Riviera en Transition

Lentement, mais sûrement

Il y a de cela à peu près deux ans s’est créé le Réseau Transition Riviera. Celui-ci regroupe plus d’une vingtaine de collectifs et associations engagé·es dans la transition écologique sur la Riviera et agissant dans des domaines aussi variés que la permaculture, l’échange non-monétaire, la réparation de vélos, l’organisation d’événements culturels alternatifs ou la vente de produits locaux et biologiques. Les buts de ce réseau sont de permettre aux citoyennes et citoyens intéressé·es d’élargir leurs connaissances de ce qui se fait dans la région, de créer des synergies inter-associatives et de mettre en avant des revendications communes, notamment auprès des autorités.

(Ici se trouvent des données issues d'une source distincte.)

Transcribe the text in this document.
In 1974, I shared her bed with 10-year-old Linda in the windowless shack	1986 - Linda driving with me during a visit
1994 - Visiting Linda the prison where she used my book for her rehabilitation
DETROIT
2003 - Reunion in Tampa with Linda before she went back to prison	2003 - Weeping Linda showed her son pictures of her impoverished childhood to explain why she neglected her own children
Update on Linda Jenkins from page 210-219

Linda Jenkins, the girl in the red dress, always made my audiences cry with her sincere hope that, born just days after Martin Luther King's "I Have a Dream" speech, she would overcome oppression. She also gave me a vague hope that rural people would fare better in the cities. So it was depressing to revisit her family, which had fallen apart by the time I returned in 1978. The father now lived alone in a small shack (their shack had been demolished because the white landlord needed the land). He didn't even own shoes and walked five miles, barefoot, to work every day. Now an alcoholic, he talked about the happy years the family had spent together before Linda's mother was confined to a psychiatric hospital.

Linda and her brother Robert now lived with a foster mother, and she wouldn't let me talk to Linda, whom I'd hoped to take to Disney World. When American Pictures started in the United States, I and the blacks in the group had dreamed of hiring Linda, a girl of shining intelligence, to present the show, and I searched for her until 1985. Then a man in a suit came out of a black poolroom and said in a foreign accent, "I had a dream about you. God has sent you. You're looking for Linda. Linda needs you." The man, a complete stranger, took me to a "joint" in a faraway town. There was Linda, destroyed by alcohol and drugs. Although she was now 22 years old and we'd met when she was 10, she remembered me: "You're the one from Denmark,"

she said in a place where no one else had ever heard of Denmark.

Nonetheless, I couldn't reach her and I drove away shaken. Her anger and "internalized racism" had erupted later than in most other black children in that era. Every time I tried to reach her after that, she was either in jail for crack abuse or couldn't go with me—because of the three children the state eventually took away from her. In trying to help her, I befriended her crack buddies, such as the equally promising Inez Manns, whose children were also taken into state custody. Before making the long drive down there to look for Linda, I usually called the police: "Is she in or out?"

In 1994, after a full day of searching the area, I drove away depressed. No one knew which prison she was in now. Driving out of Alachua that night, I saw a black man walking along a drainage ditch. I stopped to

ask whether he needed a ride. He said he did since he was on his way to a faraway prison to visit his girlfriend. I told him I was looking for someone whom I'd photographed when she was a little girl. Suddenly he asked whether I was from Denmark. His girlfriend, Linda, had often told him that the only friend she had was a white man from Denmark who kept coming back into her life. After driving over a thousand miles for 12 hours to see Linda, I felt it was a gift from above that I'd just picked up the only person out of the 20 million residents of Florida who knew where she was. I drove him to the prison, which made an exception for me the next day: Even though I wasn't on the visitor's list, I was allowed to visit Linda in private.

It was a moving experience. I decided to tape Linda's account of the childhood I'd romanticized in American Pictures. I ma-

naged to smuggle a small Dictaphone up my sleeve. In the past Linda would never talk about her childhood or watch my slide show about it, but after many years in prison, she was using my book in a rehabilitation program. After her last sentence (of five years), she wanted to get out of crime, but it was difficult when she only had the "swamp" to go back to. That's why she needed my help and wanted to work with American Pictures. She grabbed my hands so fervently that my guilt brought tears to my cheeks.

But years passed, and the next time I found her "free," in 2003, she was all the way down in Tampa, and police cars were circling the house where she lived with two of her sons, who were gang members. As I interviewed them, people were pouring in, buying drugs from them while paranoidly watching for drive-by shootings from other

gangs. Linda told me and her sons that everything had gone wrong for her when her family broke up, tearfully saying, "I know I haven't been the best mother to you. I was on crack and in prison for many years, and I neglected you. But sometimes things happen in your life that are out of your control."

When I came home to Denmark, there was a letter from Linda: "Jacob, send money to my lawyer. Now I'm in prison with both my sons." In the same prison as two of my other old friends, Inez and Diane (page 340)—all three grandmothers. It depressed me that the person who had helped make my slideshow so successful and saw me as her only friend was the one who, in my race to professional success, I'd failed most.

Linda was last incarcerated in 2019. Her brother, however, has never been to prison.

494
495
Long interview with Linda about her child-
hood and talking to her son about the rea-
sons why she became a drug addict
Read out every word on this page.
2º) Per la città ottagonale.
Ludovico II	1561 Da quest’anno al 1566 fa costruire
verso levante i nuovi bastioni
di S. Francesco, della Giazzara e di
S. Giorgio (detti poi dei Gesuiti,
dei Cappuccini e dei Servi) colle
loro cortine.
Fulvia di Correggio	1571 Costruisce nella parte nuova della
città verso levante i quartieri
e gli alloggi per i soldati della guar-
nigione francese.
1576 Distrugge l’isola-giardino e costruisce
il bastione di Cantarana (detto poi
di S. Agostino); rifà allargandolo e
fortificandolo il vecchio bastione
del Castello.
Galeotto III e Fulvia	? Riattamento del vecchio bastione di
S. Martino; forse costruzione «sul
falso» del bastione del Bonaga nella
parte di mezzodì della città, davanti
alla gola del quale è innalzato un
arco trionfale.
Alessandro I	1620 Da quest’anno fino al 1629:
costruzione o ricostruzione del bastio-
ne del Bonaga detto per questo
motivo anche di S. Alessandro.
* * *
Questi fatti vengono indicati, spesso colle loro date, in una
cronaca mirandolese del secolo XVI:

Jusqu’à maintenant, plusieurs réunions ont été organisées, centrées sur la rencontre et la découverte des différents membres du réseau et sur l’analyse des besoins partagés au niveau de la région.

Le premier constat fut que, dans l’ensemble, les associations manquaient d’un endroit où se réunir et tenir leurs activités. Nous avons donc mis en place un projet de local partagé, financé par la commune de Vevey. Cet endroit aura pour vocation d’accueillir les réunions et activités des collectifs locaux engagés pour la transition écologique. Ce sera le premier lieu exclusivement consacré à ce type d’activités dans la région et il ne fait aucun doute qu’il sera largement porteur de nouvelles possibilités de développement d’initiatives de transition écologique et de renforcement du tissu social local. Ce projet permet en outre d’asseoir la nécessité d’établir une organisation inter-associative pour mettre en commun les ressources en termes humains, matériel et financiers afin de soutenir les actions.

Ce local devait ouvrir ses portes en mai, mais la démarche se trouve ralentie par la crise sanitaire liée au Covid-19. Cependant, le réseau est habitué à travailler sur le long terme. En effet, un projet de ressourcerie* est en cours depuis 2015, un jardin permaculturel pédagogique partagé est en construction depuis 2017, un projet d’épicerie coopérative est en gestation depuis 2018, et le projet de local lui-même est une idée qui a longuement mûri avant de finalement bourgeonner et arriver à maturité. Un ralentissement de l’ordre de quelques mois n’est dès lors pas très inquiétant pour la pérennité et le suivi de ces projets. C’est l’un des signe de la résilience d’un réseau qui s’est patiemment tissé au fil des ans et qui est à l’épreuve des crises en poursuivant ses buts à son rythme, lentement mais sûrement.

Ce qui se passe met à l’épreuve et valide un long apprentissage de patience, de vision à long terme et de travail au maintien et à la stabilité d’organisations comme la nôtre. Accepter que les projets ont leur propre rythme lié à l’environnement dans lequel ils évoluent et aux ressources à disposition est indispensable pour tenir sur le long terme. Ce n’est pas sans rappeler les règles inhérentes aux écosystèmes où plantes et animaux se doivent de suivre un certain rythme et un certain cycle sous peine d’épuisement et de disparition. C’est également vrai pour l’animal humain ; cette crise nous rappelle aux impératifs du vivant et aux conditions d’émergence d’un rythme de vie adapté et soutenable sur le long terme.

Colin Wahli, La Riviera, le 8 avril 2020

 

*Une ressourcerie est un lieu de collecte d’objets usagés et de matériaux dans un but de réutilisation, de revalorisation ou de recyclage.